Cambia nome l’operazione Cirene in Libia

Cambia il nome ma non il compito della missione di addestramento e consulenza militare italiana in Libia, nata dopo la caduta del regime di Muammar Gheddafi come operazione Cirene raccogliendo l’eredità della decina di ufficiali inviati da Rona ad affiancare e fornire consigli allo “stato maggiore” dei ribelli a Bengasi. Da oggi il gruppo di istruttori e consiglieri militari di tutte le forze armate dislocati a Tripoli fanno parte della MIL, Missione Italiana in Libia, il cui organico era previsto in cento unità anche se a oggi ne sono presenti solo poche decine. La notizia è stata diffusa dallo Stato maggiore Difesa che ha comunicato la visita a Tripoli del suo vertice, l’ammiraglio Luigi Binelli Mantelli, che a Tripoli ha incontrato il suo omologo libico, il generale di brigata Abdulsalam Jadallah Alsalhin al-Obaidi nominato a inizio agosto.  “L’incontro, teso ad approfondire i termini della cooperazione da tempo in atto tra i due Paesi, ha in particolare trattato l’intesa tecnica per l’addestramento del personale militare libico nell’ambito del G8 Compact (un ampio contributo addestrativo e formativo che l’Italia fornirà, su richiesta del governo di Tripoli, alle Forze Armate libiche), gli aspetti ad essa strumentali e, su un piano generale, i temi di maggiore attualità nel campo della cooperazione militare” recita il comunicato della Difesa che precisa come “la Missione militare Italiana in Libia si inserisce nel quadro della cooperazione militare tra i due Paesi sancita col Memorandum d’Intesa firmato a Roma il 28 maggio 2012”.

 

 

 

Militari libici

 

La MIL, che ha lo scopo di organizzare, condurre e coordinare le attività addestrative, di assistenza e consulenza nel settore della Difesa, si articola in una componente core interforze a carattere permanente, e in una componente ad hoc, costituita da mobile teams formativi, addestrativi e di supporto in base alle esigenze di volta in volta individuate dalle FA libiche. Il comunicato non precisa se in base agli accordi bilaterali i nostri militari saranno autorizzati a portare le armi per l’autodifesa, esigenza quanto mai stringente considerato il “blitz” condotto da alcuni rapinatori nella sede della missione italiana e il caos che caratterizza la Libia con scontri tribali e azioni terroristiche condotte dai gruppi estremisti islamici che peraltro controllano le milizie più forti del Paese grazie anche al supporto di Arabia Saudita e Qatar. Anche il termine Stato appare forzato dal momento che due regioni su tre appaiono ormai fuori dal controllo di Tripoli.

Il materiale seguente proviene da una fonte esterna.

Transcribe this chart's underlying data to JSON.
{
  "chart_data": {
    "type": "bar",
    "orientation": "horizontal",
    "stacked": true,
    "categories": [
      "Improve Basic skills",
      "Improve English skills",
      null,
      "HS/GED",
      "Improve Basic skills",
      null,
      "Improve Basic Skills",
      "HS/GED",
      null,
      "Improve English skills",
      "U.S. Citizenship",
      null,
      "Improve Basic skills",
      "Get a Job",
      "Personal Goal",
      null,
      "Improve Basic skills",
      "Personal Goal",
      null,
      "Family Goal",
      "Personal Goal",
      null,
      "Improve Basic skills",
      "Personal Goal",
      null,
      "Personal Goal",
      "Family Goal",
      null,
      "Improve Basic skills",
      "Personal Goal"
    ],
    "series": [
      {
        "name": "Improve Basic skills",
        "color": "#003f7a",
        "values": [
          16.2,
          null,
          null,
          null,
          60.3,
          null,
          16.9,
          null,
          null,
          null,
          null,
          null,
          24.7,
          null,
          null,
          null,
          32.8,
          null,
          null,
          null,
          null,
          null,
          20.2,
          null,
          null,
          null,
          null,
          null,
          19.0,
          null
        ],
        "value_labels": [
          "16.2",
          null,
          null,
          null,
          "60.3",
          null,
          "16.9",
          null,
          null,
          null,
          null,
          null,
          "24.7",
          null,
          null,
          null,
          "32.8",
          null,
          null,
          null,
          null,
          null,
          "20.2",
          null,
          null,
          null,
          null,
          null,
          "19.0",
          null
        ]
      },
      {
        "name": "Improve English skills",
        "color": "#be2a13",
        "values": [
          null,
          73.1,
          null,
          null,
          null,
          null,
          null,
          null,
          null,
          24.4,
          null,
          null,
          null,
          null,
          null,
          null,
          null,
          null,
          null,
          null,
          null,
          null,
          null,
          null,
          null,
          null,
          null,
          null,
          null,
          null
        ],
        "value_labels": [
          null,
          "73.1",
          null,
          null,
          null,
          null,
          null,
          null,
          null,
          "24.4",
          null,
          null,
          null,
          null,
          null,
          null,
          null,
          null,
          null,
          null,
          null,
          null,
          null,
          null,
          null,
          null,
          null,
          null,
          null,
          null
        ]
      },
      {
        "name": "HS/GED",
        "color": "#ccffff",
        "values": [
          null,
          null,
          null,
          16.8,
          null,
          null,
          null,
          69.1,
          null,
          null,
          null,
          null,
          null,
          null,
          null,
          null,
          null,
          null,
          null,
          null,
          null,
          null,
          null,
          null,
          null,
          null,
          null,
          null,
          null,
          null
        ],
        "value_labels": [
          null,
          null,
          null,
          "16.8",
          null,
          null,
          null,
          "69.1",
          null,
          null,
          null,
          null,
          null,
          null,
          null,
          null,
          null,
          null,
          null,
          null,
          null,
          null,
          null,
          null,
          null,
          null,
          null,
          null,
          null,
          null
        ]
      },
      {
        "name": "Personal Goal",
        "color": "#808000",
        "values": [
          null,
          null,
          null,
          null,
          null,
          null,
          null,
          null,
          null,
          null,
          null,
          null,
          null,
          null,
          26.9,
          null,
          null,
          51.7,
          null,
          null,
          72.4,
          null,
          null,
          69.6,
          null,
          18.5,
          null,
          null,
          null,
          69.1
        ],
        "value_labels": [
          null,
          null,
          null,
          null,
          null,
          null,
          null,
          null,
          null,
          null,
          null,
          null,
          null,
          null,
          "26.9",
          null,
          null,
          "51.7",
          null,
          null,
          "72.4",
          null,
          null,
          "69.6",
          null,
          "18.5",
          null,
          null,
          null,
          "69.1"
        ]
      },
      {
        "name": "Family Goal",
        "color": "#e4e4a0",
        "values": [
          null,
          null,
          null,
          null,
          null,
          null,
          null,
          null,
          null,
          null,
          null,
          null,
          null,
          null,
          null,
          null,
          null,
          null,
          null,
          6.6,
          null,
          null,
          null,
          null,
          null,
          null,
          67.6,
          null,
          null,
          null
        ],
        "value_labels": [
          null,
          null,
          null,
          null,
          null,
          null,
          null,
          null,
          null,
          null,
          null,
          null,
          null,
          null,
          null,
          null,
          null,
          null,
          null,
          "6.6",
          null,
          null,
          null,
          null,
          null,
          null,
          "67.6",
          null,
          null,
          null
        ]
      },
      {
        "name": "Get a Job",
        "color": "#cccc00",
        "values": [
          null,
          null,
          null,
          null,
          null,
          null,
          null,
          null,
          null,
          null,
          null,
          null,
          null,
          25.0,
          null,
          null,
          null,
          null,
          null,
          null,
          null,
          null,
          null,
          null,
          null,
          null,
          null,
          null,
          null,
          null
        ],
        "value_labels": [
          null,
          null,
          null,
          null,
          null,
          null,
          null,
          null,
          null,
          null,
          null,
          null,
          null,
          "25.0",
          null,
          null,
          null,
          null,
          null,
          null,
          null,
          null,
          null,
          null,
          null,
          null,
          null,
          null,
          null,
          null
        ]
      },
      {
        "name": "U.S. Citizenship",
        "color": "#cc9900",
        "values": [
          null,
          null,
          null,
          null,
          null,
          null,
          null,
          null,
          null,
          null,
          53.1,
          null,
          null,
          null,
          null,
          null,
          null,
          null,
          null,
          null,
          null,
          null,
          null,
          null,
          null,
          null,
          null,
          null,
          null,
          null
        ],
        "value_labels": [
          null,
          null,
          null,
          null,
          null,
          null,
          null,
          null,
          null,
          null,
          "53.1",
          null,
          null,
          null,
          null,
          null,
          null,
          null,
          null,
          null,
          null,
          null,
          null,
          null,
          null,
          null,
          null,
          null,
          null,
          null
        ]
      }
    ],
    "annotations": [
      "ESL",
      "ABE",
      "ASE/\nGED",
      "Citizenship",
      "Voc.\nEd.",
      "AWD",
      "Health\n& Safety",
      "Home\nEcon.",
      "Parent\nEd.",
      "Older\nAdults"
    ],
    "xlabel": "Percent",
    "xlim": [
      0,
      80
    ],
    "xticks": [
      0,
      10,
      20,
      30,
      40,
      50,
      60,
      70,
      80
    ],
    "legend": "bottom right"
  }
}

La Cirenaica è ormai un’entità autonoma dominata sul piani militare da milizie salafite e qaediste mentre la regione meridionale del Fezzan ha proclamato nei giorni scorsi l’autonomia e il controllo delle proprie risorse energetiche. I programmi di addestramento delle reclute libiche vedono l’Italia direttamente impegnata con gli istruttori a Tripoli e con programmi di formazione per le reclute libiche da attuare in Italia come già anticipato da Analisi Difesa. Programmi ancora in fase di definizione e non è chiaro dove le reclute libiche verranno ospitate e addestrate, tema non secondario anche sul piano della sicurezza poiché molti soldati libici provengono dai ranghi delle milizie incluse quelle di ispirazione salafita. Anche Gran Bretagna e Stati Uniti parteciperanno all’addestramento del nuovo esercito di Tripoli. Circa 8 mila reclute libiche (delle 20 mila da addestrare) dovrebbero venire trasferite in turni di addestramento di 150/200 per volta in due basi bulgare messe a disposizione degli Stati Uniti come ha annunciato il mese scorso il ministro della Difesa di Sofia Angel Naydenov.

Dopo aver smentito a inizio luglio l’invio di truppe di Sua Maestà in Libia per addestrare le forze locali all’anti-insurrezione, Londra ha reso noto che 2 mila soldati libici riceveranno l’addestramento basico di fanteria  (della durata di 10 settimane) in gruppi di 200 per volta nella caserma Bassingbourn, nel  Cambridgeshire (una ex base della Royal Air Force chiusa l’anno scorso) secondo un programma finanziato integralmente da Tripoli.